In this seminar, I will compare the concept of Translation Competence with a concept that I have called Translator Competence and which is more closely associable with (though very far from alignable with) the notion of competence which we find at play in theoretical linguistics. I will explore the cognitive foundations of this phenomenon, the more conscious text processing elements of it insofar as we have any grasp of what they may be, and finally I will touch on less systematisable, socio-cultural elements, which are blatantly obviously conscious, willed, strategic translator behaviour.

About the Speaker:

Kirsten Malmkjær is Professor in Translation Studies and Director of Translation Studies Programme at the University of Leicester. Her research interests include translation theory, translation studies, translation and language, translation and philosophy, and Hans Christian Andersen’s language and literary production in Danish and in translations into English.
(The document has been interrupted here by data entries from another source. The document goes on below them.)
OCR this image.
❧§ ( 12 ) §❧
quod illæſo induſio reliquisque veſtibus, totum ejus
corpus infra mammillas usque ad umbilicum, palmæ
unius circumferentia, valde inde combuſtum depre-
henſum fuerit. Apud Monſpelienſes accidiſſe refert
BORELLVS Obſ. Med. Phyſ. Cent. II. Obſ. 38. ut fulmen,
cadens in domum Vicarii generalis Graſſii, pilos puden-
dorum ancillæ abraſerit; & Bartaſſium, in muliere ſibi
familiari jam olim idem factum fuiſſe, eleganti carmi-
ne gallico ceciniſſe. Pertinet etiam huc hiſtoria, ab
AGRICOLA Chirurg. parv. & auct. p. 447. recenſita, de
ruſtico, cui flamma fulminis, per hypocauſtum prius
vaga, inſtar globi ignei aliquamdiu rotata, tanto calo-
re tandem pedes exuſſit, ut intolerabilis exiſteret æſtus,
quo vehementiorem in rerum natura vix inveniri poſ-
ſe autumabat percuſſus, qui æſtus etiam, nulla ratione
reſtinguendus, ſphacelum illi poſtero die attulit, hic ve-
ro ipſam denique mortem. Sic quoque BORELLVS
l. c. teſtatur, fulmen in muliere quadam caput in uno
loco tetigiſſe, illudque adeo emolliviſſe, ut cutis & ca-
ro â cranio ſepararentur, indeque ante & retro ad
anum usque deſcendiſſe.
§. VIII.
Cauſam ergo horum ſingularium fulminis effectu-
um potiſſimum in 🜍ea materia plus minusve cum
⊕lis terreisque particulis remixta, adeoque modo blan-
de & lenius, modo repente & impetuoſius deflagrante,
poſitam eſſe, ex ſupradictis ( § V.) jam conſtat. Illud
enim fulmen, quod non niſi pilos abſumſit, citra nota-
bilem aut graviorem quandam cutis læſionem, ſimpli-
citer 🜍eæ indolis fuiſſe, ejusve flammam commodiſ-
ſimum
She is the author of Linguistics and the Language of Translation (Edinburgh 2005) and editor of The Linguistics Encyclopedia (London 1991; second edition 2002; third edition 2010), Translation in Undergraduate Degree Programmes (Amsterdam and Philadelphia 2004), Translation in Language Teaching (Manchester 1998), and, with Kevin Windle of the Australian National University, of The Oxford Handbook of Translation Studies (2011). Forthcoming books are on translation and on Hans Christian Andersen’s language.